Who was this rookie with the attitude? At that point, all Dodger fans knew was that this newcomer from Korea had cost the ballclub over $60 million. The Dodgers paid his former KBO team, the Hanwha Eagles, a $25.7 million fee just for the right to negotiate with the left-hander. Ryu’s six-year contract cost the franchise, which already boasts the highest payroll in baseball, an additional $36 million.
But, then, the narrative began to change. Before long, the jeers and skeptical sports columns were replaced by applause, cheers and praise from coaches, teammates and even opposing teams, as the pitcher, one game after another, showed who he really is. Although it would be expected for a rookie from a foreign league to take some time to get his feet wet in his new digs, Ryu has hit the mound running, impressing baseball veterans with his strong arsenal of pitches and ability to change speeds.

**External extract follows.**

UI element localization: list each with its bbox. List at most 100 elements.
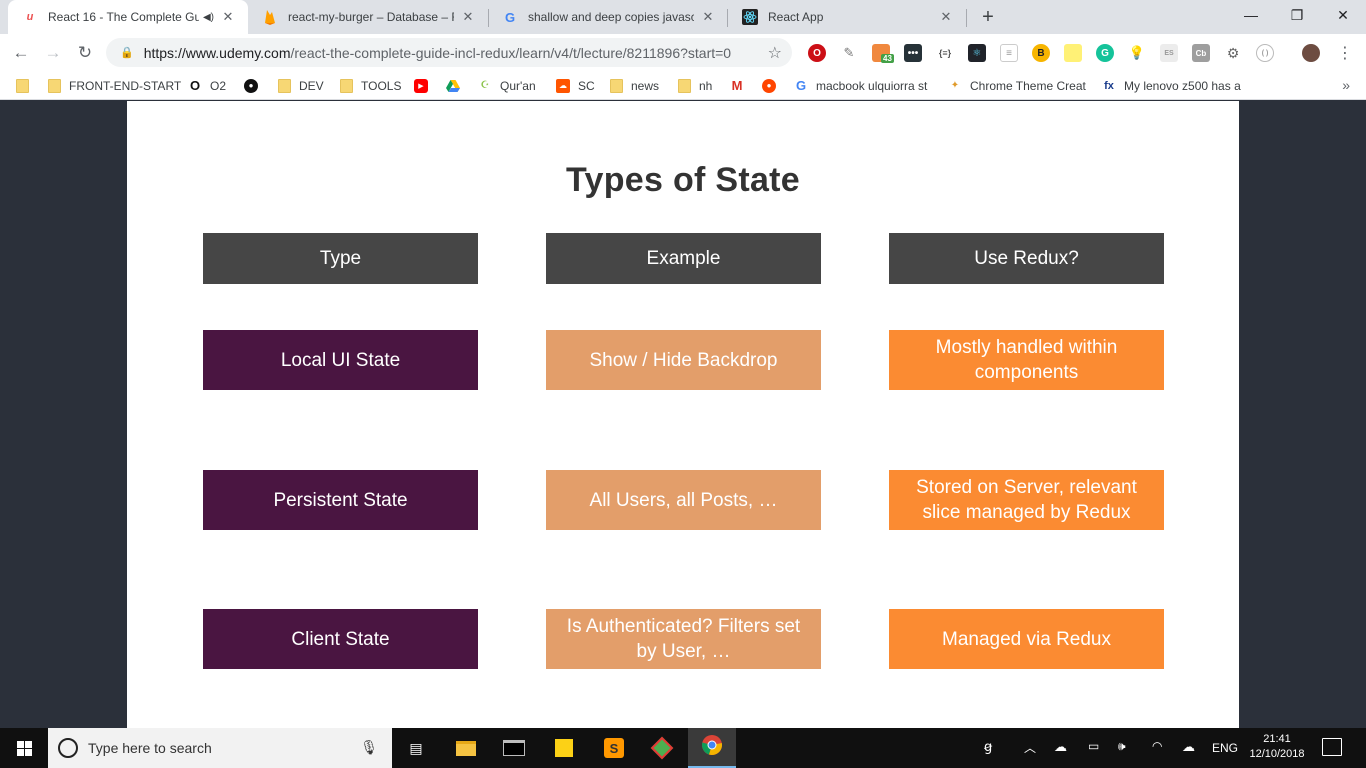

“He’s gotta be in the top 20, at least. Maybe even higher,” says Honeycutt, who during his own major league career was a two-time All-Star and World Series champion.
“He’s one of the upper echelon starters in the league,” says teammate Clayton Kershaw, the three-time All-Star and Cy Young Award winner.
And what some had earlier characterized in him as “swagger” changed to “relaxed” and “confident.”
Off the mound, teammates describe Ryu—nicknamed “Korean Monster”—as laid-back, well-liked and funny, adjectives not typically associated with previous ballplayers from Asia, who were more often deemed diligent and hardworking. Footage of him doing Psy’s “Gangnam Style” dance or bearhugging teammates in the dugout now crowd out the earlier jeering at Dodger Stadium.
“He’s always laughing and smiling,” says Dodgers manager Don Mattingly. “It’s just a little different from players I’ve had, like Hideki Matsui, Chien-Ming Wang and Chan Ho Park.”
Of course, the most predictable comparison would be to place Ryu alongside Park, the former Dodger who in 1994 emerged from Hanyang University and was the first Korean ballplayer to come to the major leagues. But, different from Park, whose goal seemed to be to put Korea on the MLB map, Ryu—part of the next-generation KBO who grew up watching Park play in the majors—is trying to go beyond that and prove that Korean ballplayers are formidable, that they can compete with and even beat the best. And that’s the narrative Ryu is trying to tell with every performance from the mound, and perhaps even with his seeming swagger.
“Everything is different,” Park told KoreAm last February, when asked to compare Ryu to himself in the early ’90s. “Ryu is already a proven player, but I was completely unproven. I had to develop in the minor leagues for the first few years. Ryu comes as a player who’s ready to make an immediate impact in the big leagues.”
As with Park, Ryu also carries the added expectations of not only his countrymen back home, but also of those Koreans in the U.S., who have quickly grown enamored with this baseballer with enormous potential. Heck, even the Korean Canadians have joined in the fervor, making headlines last month for registering a rousing ovation for Ryu in Toronto.
And, with the Dodgers’ recent string of wins, the Korean Monster may even become the first Korean to start a game in the MLB playoffs.
In other words, the pressure’s on. Or is it?
“Personally, I’m not really feeling a whole lot of pressure,” says Ryu matter-of-factly. “Sure, there’s that pressure of having to represent Korean baseball, but there’s not much besides that.”
There he goes again. There’s that swagger.